In the Biqa‘ Valley and the Ghuta, members of the religious establishment and a group of secular dignitaries, who were center-city merchants and tax farmers, controlled the land system. Some had used their posts on the majlis to extend their holdings by auctioning tax farms to themselves and their families. There also emerged another group of merchant-moneylenders–recently enriched by the forces of commercialization–who acquired lands through the manipulation of usurious capital in these areas and in the Hawran grain belt. Aghawat in the peripheral quarters of the city or lesser dignitaries from the center city, these merchant-moneylenders came to dominate the Hawran and joined the more socially prominent notable tax farmers in the Biqa‘ and the Ghuta.
No idea has captured the imagination or expressed the hopes of the Arabs in the twentieth century as has Arab nationalism, and perhaps no subject has received so much attention from historians of the Middle East. But while many historians have explored its sources, few have considered the social and political environment in which Arab nationalism evolved as an ideological movement. This study attempts to correct the imbalance.
Its focus is on the social and political life in Ottoman Damascus and, in particular, on the great notable families of that city who were to play a disproportionate role in politically activating the Arab nationalist idea before World War I. Chapters 1 and 2 explore the ways such long-term factors as the Ottoman reformation, European economic expansion and agrarian commercialization in Syria encouraged rival and socially differentiated networks of locally influential families in Damascus to merge into a socially cohesive upper class. Under the umbrella of a reinvigorated Ottoman central authority, this class of landowners and bureaucrats produced a new urban leadership which dominated local politics after 1860.
Although this leadership faced no serious challenges from further down the social scale in Damascus, it was by no means free of internal conflicts. Economic and political competition between and within upperclass family networks was always rife. Chapter 3 focuses on the ways this factionalism comes to be expressed in ideological terms, after the Young Turk revolution of 1908 shook the established balance of power between the Arab provincial elites and the Turkish authorities.
Most members of the Syrian political élite opted to identify with Arabism only after European and Sharifian troops occupied the Syrian provinces of the Ottoman Empire in 1918. For these men the occupation signified the final defeat of the Empire. Consequently its prevailing ideology, Ottomanism, no longer served their interests. Their switch to Arabism was a convenient one, designed both to fill an ideological void and to protect their standing in local society. With no other viable option left, they embraced Arabism hoping to mold it in their own image and thereby to continue practicing politics from a position of strength.

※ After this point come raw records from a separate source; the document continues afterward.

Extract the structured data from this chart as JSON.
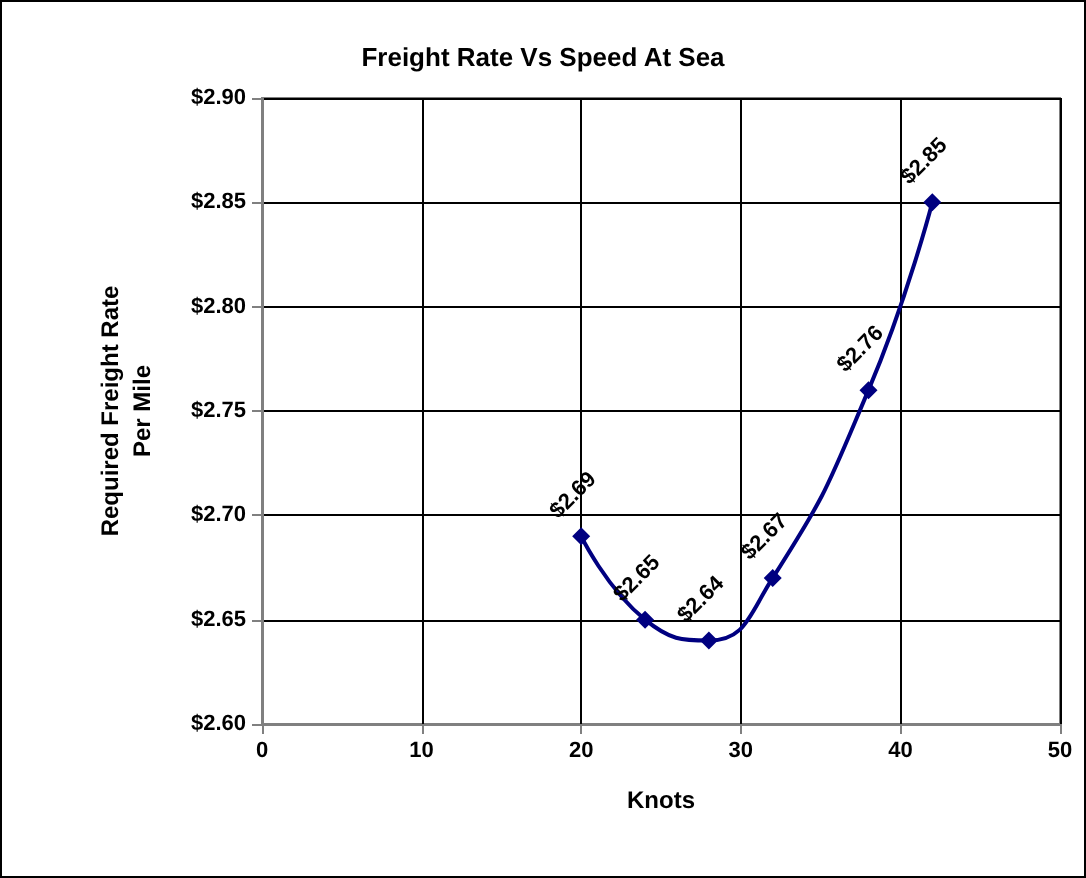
{
  "chart_data": {
    "type": "line",
    "title": "Freight Rate Vs Speed At Sea",
    "xlabel": "Knots",
    "ylabel": "Required Freight Rate\nPer Mile",
    "x": [
      20,
      24,
      28,
      32,
      38,
      42
    ],
    "series": [
      {
        "color": "#000080",
        "values": [
          2.69,
          2.65,
          2.64,
          2.67,
          2.76,
          2.85
        ],
        "value_labels": [
          "$2.69",
          "$2.65",
          "$2.64",
          "$2.67",
          "$2.76",
          "$2.85"
        ]
      }
    ],
    "xlim": [
      0,
      50
    ],
    "xticks": [
      0,
      10,
      20,
      30,
      40,
      50
    ],
    "ylim": [
      2.6,
      2.9
    ],
    "yticks": [
      {
        "value": 2.6,
        "label": "$2.60"
      },
      {
        "value": 2.65,
        "label": "$2.65"
      },
      {
        "value": 2.7,
        "label": "$2.70"
      },
      {
        "value": 2.75,
        "label": "$2.75"
      },
      {
        "value": 2.8,
        "label": "$2.80"
      },
      {
        "value": 2.85,
        "label": "$2.85"
      },
      {
        "value": 2.9,
        "label": "$2.90"
      }
    ],
    "grid": true,
    "marker": "diamond",
    "line_style": "solid"
  }
}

In the case of the older generation of Damascus notables, who had collaborated closely with the CUP until the Turkish defeat, shifting allegiance to Arabism was particularly difficult. The extermination, exile or quasi-conversion of their chief Arabist political rivals before and during the War, some of whom were relatives, created a considerable amount of bad blood. The draconian measures adopted by the CUP aroused the anger and hatred of many young Arab nationalists and turned several prominent older notables against the Turks and their allies in Damascus before the end of the War. But since the Arabists were accused of intriguing with the declared wartime enemies of the Ottoman state–France and Britain–the accusation of treason against Islam and the Empire could be used against them. As long as the CUP was in control, and the Empire still alive, anger and discontent with the Unionist notables, who had been unable to save their own, remained subdued.